The immersive promenade production Shelter Me, by Circumference, used some interactivity of mobile phones in a way that allowed the show’s form and content to compliment each other, but the possibilities were not pushed very far, submerged among the many other elements of this ambitious debut. Each audience member gave their mobile number on arrival, and was anonymously partnered up with a ‘buddy’ who was to be tracked down via phone contact over the course of the event. Our phones also received text messages from the company, adding narrative to the visual spectacle in a replacement of spoken text. There was no interaction possible with these messages though, and they weren’t consistent across different portions of the show.

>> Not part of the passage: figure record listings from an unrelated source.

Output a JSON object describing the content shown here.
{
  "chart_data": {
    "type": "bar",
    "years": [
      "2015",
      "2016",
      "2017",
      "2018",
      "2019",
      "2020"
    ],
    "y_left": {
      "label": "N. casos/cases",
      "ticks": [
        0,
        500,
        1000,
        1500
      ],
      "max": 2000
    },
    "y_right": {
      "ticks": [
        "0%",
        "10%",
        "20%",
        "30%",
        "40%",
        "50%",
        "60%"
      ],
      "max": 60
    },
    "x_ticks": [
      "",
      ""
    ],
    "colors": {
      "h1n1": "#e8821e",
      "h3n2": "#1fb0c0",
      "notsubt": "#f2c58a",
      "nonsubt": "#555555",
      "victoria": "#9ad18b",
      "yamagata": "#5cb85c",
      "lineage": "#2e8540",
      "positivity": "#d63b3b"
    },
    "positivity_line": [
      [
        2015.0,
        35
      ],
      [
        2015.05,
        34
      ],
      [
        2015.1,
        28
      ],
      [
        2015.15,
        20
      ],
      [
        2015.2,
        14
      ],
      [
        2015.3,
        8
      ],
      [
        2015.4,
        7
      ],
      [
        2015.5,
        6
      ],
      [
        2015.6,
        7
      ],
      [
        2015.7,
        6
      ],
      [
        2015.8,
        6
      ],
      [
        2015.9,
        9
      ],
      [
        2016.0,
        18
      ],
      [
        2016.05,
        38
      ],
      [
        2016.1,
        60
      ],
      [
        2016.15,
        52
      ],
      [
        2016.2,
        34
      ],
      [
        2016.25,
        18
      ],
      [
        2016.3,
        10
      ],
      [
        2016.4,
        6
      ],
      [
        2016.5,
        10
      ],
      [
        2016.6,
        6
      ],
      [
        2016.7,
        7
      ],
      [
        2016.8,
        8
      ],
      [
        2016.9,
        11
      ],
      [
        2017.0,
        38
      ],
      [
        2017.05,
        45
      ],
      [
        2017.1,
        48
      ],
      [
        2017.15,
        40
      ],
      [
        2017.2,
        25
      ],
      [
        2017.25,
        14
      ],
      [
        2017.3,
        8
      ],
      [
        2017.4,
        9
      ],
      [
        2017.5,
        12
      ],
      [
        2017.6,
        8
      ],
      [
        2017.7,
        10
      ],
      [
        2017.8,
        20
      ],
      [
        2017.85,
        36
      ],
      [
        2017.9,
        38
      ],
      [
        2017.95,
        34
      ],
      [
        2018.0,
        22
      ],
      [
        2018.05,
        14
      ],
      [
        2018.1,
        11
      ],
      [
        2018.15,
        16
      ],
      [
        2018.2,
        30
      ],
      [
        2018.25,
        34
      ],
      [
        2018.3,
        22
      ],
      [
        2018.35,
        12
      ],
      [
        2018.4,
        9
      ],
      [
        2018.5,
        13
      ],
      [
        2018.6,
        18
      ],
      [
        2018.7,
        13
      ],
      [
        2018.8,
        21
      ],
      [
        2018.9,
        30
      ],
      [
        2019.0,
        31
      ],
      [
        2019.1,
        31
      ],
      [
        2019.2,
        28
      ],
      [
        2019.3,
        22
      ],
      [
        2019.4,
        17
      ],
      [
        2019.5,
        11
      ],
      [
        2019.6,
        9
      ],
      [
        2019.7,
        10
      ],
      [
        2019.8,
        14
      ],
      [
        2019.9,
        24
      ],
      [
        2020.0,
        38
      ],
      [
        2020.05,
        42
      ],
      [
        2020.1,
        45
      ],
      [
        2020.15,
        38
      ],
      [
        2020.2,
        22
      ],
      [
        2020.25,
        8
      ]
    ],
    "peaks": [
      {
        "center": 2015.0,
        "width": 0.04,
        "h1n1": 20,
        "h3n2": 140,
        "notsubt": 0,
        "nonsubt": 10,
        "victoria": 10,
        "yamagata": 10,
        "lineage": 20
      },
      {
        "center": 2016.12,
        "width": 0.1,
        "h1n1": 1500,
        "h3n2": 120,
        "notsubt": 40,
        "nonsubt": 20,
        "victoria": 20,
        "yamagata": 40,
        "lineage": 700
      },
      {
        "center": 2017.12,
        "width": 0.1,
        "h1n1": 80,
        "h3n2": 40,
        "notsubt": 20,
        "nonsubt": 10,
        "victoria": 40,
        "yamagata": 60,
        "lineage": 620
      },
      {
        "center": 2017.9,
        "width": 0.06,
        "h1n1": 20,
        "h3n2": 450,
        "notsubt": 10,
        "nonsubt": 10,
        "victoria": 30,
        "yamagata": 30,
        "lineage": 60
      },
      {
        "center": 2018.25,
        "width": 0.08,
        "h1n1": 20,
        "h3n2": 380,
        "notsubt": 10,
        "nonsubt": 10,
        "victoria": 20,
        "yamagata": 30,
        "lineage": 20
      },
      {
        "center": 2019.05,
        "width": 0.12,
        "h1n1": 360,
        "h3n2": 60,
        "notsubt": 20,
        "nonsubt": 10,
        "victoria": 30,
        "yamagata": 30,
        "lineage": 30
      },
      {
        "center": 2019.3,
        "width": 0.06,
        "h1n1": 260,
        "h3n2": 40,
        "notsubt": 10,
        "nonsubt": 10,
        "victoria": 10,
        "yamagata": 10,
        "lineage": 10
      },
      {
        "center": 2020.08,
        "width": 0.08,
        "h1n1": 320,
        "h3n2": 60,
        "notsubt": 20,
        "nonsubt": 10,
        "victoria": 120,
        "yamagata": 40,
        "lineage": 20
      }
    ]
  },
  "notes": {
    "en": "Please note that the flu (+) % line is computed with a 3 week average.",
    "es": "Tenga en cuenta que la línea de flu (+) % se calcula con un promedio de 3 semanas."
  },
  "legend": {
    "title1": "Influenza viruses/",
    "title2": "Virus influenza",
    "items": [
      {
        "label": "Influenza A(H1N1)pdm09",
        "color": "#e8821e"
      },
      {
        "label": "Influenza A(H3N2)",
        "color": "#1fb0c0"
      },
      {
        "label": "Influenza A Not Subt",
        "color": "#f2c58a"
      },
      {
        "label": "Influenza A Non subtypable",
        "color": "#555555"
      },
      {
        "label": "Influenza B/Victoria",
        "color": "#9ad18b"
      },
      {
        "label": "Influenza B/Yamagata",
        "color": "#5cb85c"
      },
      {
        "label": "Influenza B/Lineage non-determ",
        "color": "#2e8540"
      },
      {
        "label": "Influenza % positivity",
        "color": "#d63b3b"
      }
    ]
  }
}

Welsh company Crashmat Collective, who demonstrated innovative spatial thinking with their first show, the dining experience Façade, are currently working on a project that revolves around communication in the digital age and is expected to feature mobile phone-based interaction heavily integrated with the live performance elements.

These examples though, still revolve around the live presence of performers. What of entirely mediated circus? I was interested to hear of the advertising campaign for Fire Eater vodka that used the Oculus Rift virtual reality device to give people the experience of diving from a high platform through rings of fire and into a small pool of water. Unfortunately I wasn’t able to attend any of their promo events, and have seen no reports of how this experience was received. The company behind the creation was digital marketing group Critical Mass, and I’d be interested to know what – if any – collaboration with circus artists was involved.

Not long after this came to my attention, I also became aware of The Great Spavaldos, an immersive digital trapeze spectacle from Il Pixel Rosso, a due made up of live artist Silvia Mercuriali and AV installationist Simon Wilkinson. In this show, an audience of two don video goggles and headphones to enter into the world of the flying trapeze. Again, I haven’t been able to experience this yet for myself, but have heard from both those who’ve flown and those who haven’t that it’s very successful as both a storytelling device and a thrilling circus experience.

Are there any more projects out there yet to come to light? How will circus and the possibilities of digital space continue to combine over the forthcoming years? I look forward to finding out!

** EDIT 28/01/2018 The artist Ilona Jäntti has kindly pointed out that her work with projected animations doesn’t include ‘projection mapping’ technique as I had previously written.